Awal Masuk SMA

"Ninda, ku antar kemana saja kamu mau," ucap Gibran manis sambil memasangkan helm.di kepala Aninda.

Animda ngga menjawab, dan dia terus tersenyum sampai Gibran menarik tangannya melingkar di pinggang cowo tampan itu.

"Siap berangkat," ucap Gibran sambil melajukan pelan motornya.

Jantung Aninda berdebar saking senangnya. Senyumnya manis terus terukir di bibirnya.

TOK TOK TOK!

"Ninda, bangun, subuhan," seru mamanya dari balik pintu kamar.

Aninda hampir jatuh dari tempat tidurnya saking kagetnya.

Ya ampun... ternyata dia hanya bermimpi.

Aninda mengusap wajahnya sambil tersenyum malu.

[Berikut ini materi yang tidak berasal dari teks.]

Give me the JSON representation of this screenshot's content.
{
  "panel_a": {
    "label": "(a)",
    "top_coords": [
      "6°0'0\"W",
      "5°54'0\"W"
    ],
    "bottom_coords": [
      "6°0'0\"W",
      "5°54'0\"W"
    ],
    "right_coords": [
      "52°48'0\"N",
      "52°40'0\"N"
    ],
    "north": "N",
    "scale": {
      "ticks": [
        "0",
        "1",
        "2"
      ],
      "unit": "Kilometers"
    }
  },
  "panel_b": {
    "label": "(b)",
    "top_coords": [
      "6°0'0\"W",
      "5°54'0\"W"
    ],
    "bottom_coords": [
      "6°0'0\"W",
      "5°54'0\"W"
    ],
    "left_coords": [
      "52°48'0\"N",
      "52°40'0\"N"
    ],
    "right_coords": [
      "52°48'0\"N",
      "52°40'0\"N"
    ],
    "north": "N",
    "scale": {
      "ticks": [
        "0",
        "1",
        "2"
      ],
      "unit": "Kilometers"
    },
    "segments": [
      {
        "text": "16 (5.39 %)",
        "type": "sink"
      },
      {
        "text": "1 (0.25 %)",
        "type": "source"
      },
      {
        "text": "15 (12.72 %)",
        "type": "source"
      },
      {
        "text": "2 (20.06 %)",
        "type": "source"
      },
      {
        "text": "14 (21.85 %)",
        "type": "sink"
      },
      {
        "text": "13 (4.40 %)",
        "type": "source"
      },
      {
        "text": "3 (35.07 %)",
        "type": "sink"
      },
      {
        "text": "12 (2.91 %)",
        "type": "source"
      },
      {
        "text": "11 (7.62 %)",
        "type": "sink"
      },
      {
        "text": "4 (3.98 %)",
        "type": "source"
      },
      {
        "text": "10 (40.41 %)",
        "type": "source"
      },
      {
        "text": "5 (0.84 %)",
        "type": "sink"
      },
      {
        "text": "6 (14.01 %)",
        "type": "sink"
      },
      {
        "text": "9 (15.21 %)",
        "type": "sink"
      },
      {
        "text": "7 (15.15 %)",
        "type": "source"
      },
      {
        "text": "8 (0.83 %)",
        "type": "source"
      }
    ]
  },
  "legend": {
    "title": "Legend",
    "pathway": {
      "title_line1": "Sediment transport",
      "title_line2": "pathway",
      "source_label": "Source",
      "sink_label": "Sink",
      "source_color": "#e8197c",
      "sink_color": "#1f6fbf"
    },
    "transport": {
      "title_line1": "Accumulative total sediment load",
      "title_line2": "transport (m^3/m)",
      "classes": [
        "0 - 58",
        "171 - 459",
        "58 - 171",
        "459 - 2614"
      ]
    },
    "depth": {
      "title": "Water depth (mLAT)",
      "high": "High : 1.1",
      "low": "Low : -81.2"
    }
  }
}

Bisa bisanya dia memimpikan Gibran setelah empat minggu mereka ngga bertemu, batinnya geli.

Aninda pun bersiap untuk subuhan dan setelahnya bersiapa siap karena statusnya sudah berganti. Sekarang dia adalah siswi berseragam putih abu abu, bukan putih biru lagi.

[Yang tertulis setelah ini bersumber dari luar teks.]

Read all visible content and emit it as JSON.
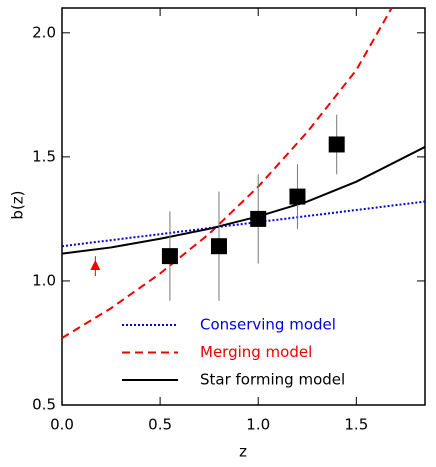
{
  "chart_data": {
    "type": "line",
    "xlabel": "z",
    "ylabel": "b(z)",
    "xlim": [
      0,
      1.85
    ],
    "ylim": [
      0.5,
      2.1
    ],
    "xticks": [
      {
        "value": 0,
        "label": "0.0"
      },
      {
        "value": 0.5,
        "label": "0.5"
      },
      {
        "value": 1,
        "label": "1.0"
      },
      {
        "value": 1.5,
        "label": "1.5"
      }
    ],
    "yticks": [
      {
        "value": 0.5,
        "label": "0.5"
      },
      {
        "value": 1,
        "label": "1.0"
      },
      {
        "value": 1.5,
        "label": "1.5"
      },
      {
        "value": 2,
        "label": "2.0"
      }
    ],
    "series": [
      {
        "name": "Conserving model",
        "color": "#0000dd",
        "dash": "dotted",
        "x": [
          0,
          1.85
        ],
        "values": [
          1.14,
          1.32
        ]
      },
      {
        "name": "Merging model",
        "color": "#ee0000",
        "dash": "dashed",
        "x": [
          0,
          0.25,
          0.5,
          0.75,
          1.0,
          1.25,
          1.5,
          1.68
        ],
        "values": [
          0.77,
          0.89,
          1.03,
          1.19,
          1.38,
          1.6,
          1.85,
          2.1
        ]
      },
      {
        "name": "Star forming model",
        "color": "#000000",
        "dash": "solid",
        "x": [
          0,
          0.25,
          0.5,
          0.75,
          1.0,
          1.25,
          1.5,
          1.85
        ],
        "values": [
          1.11,
          1.135,
          1.17,
          1.21,
          1.26,
          1.32,
          1.4,
          1.54
        ]
      }
    ],
    "points": [
      {
        "marker": "square",
        "color": "#000000",
        "x": [
          0.55,
          0.8,
          1.0,
          1.2,
          1.4
        ],
        "values": [
          1.1,
          1.14,
          1.25,
          1.34,
          1.55
        ],
        "errors": [
          0.18,
          0.22,
          0.18,
          0.13,
          0.12
        ]
      },
      {
        "marker": "triangle",
        "color": "#ee0000",
        "x": [
          0.17
        ],
        "values": [
          1.06
        ],
        "errors": [
          0.04
        ]
      }
    ]
  }
}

Setelah rapi Aninda pun bergabung dengan mama, papa dan neneknya. Dua hari yang lalu neneknya minta dikembalikan ke rumah anak angkatnya. Aninda dan keluarga sangat bahagia menyambut sang nenek. Walaupun awalnya neneknya sempat merajuk karena tidak diajak liburan ke Eropa. Aninda jadi nyengir sendiri jika mengingatnya.

Aninda berjalan perlahan menuju SMA yang jaraknya lebih dekat dari SMP nya. Tapi baru berjalan beberapa langkah, mobil yang dikenalnya berhenti di sampingnya.

"Yuk, masuk Ninda," ucap Debi dengan senyum sumringahnya, begitu juga Om Thomas.

Dengan canggung, Aninda pun memasuki mobil sepupunya.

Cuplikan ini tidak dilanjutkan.